Neste século, a vitalidade e influência da house continuam inegáveis, mas, porque a EDM encadeou pelo menos metade do mundo com o barulho das luzes, os mais ofuscados podem pensar que estava desaparecida do radar e que Beyoncé e Drake vieram resgatá-la dos confins da memória. Mas basta pensar nos Disclosure, em Jessie Ware ou até em Four Tet e Roisin Murphy, todos britânicos, por sinal, para termos a certeza que a house continuou a ser território habitado, mesmo enquanto David Guetta e amigos hipnotizavam as atenções do público com explosões de luz e som. Se nos focarmos na produção mais underground, é ainda mais óbvio que a house nunca desapareceu, continuou a servir de combustivel às pistas de dança, tratada de forma exemplar por gente como Moodymann ou Omar S, para citar apenas dois americanos, negros, e com toque de Midas.
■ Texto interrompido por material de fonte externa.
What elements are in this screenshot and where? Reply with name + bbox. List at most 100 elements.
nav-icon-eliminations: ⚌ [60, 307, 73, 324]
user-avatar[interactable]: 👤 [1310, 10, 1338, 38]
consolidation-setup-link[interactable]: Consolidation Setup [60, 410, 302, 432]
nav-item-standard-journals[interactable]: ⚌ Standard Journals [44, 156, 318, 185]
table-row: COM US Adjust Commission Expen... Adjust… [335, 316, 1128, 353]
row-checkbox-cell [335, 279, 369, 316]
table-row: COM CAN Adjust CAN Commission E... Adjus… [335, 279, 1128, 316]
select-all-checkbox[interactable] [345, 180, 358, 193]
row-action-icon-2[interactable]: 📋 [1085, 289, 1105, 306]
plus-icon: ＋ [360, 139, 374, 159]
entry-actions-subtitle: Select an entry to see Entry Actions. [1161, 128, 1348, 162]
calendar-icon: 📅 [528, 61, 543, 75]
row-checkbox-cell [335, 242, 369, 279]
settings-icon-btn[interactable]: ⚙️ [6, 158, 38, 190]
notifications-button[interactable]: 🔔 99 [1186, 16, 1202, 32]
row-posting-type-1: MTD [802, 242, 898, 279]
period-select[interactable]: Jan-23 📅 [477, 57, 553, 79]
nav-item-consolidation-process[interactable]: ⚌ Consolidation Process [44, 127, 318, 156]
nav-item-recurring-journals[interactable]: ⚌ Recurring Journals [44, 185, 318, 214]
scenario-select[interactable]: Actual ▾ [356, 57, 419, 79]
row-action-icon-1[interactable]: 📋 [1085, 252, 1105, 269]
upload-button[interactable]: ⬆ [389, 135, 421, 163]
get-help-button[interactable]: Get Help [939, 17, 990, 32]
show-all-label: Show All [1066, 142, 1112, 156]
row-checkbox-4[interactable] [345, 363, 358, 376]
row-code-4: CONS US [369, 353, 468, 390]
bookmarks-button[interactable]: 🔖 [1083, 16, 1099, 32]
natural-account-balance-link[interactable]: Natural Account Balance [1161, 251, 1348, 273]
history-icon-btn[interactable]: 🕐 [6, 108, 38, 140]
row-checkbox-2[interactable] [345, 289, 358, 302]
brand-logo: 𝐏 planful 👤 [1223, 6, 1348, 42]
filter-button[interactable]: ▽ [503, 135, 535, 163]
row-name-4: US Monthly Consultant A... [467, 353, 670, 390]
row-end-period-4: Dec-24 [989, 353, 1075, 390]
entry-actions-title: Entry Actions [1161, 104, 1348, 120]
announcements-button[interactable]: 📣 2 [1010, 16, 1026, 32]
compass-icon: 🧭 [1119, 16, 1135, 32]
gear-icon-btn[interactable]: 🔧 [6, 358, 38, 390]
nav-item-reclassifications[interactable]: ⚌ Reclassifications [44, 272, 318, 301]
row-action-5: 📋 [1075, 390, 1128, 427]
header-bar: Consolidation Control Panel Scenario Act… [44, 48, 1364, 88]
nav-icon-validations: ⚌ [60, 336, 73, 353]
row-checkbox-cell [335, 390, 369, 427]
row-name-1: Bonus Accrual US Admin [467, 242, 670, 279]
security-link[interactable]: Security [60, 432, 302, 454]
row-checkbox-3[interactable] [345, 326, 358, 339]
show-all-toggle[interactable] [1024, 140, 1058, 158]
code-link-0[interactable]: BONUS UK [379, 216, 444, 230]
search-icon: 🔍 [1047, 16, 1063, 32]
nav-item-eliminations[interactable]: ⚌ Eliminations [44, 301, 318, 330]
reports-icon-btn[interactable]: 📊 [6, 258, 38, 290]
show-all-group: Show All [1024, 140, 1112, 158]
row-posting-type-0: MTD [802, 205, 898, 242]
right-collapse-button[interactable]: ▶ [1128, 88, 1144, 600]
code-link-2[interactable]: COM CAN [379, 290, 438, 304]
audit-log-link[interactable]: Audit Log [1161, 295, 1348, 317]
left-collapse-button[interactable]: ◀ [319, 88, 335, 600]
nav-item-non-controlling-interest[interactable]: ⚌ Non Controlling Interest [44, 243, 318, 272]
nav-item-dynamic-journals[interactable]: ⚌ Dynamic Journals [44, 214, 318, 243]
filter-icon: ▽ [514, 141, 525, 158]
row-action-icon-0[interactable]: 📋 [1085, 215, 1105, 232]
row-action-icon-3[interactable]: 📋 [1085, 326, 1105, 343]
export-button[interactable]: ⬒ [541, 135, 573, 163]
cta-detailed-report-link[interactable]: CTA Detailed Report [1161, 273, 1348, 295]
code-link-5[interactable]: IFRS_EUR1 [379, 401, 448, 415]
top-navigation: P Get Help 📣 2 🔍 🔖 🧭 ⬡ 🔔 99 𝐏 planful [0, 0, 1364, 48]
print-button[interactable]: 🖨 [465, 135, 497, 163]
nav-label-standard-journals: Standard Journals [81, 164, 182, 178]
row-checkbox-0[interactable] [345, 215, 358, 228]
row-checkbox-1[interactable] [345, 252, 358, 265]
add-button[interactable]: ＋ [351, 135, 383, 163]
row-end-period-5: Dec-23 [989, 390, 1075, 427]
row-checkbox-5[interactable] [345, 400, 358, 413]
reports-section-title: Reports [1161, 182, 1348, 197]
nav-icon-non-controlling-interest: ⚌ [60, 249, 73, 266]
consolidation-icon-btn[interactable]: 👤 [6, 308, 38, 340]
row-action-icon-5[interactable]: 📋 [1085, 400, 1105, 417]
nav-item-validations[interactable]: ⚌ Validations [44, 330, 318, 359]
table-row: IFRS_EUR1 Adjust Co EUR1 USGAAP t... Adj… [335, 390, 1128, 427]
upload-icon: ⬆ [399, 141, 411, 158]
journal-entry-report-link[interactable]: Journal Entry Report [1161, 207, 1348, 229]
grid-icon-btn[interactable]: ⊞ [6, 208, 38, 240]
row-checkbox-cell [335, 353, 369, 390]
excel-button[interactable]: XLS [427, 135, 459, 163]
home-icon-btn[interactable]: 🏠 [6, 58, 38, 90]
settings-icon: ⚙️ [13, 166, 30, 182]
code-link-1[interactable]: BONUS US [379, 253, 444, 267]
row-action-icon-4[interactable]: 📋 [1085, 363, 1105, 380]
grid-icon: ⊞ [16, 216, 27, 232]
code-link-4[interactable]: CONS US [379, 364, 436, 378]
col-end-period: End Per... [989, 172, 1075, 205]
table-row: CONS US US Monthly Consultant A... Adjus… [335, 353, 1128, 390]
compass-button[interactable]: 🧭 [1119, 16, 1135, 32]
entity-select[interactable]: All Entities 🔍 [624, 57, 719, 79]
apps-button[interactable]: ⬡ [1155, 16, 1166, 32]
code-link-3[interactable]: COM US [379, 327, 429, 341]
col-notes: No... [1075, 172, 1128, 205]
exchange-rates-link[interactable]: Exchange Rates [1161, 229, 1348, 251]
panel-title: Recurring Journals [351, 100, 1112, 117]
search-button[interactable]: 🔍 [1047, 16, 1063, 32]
Por muito que Drake e Beyoncé tenham feito discos house (ainda que diferentes), falar num regresso é só possível para quem tem estado distraído. E se é indiscutivel que a house, como toda a música de dança, deve muito às comunidades de negros e latinos, muitos deles gay, que alimentaram a cena na origem, ver nos novos lançamentos de Drake e Beyoncé uma devolução às origens negras do movimento pode até ser bem intencionado, mas é um pouco exagerado e também injusto. Para os músicos e produtores que sempre fizeram house, muitos deles negros, deve ser o tipo de coisa que soa mais a reescrita da história pelo mainstream, ignorando o papel underground, do que a qualquer reclamar das origens.
Mas, tirando todas essas camadas de argumentação e as inevitáveis questões de escala e exposição, há óbvios motivos de satisfação: ambos os discos estão bem, Drake soa fresco, Beyoncé poderosa e, idealmente, ambos terão um efeito de contaminação que permitirá finalmente encerrar o tenebroso capítulo da hegemonia EDM, que dura há mais de uma década e quase remeteu a um silêncio insignificante tudo o que não fosse fogo de artifício, crescendo fácil e catarses programadas. Cruzo os dedos para que isso aconteça, ao mesmo tempo que temo por alguns dos possíveis efeitos de repetição das fórmulas agora usadas por Beyoncé e Drake. Quantos trappers vão tentar fazer house depois de ouvir Drake e como vamos lidar com isso, eis a minha principal questão.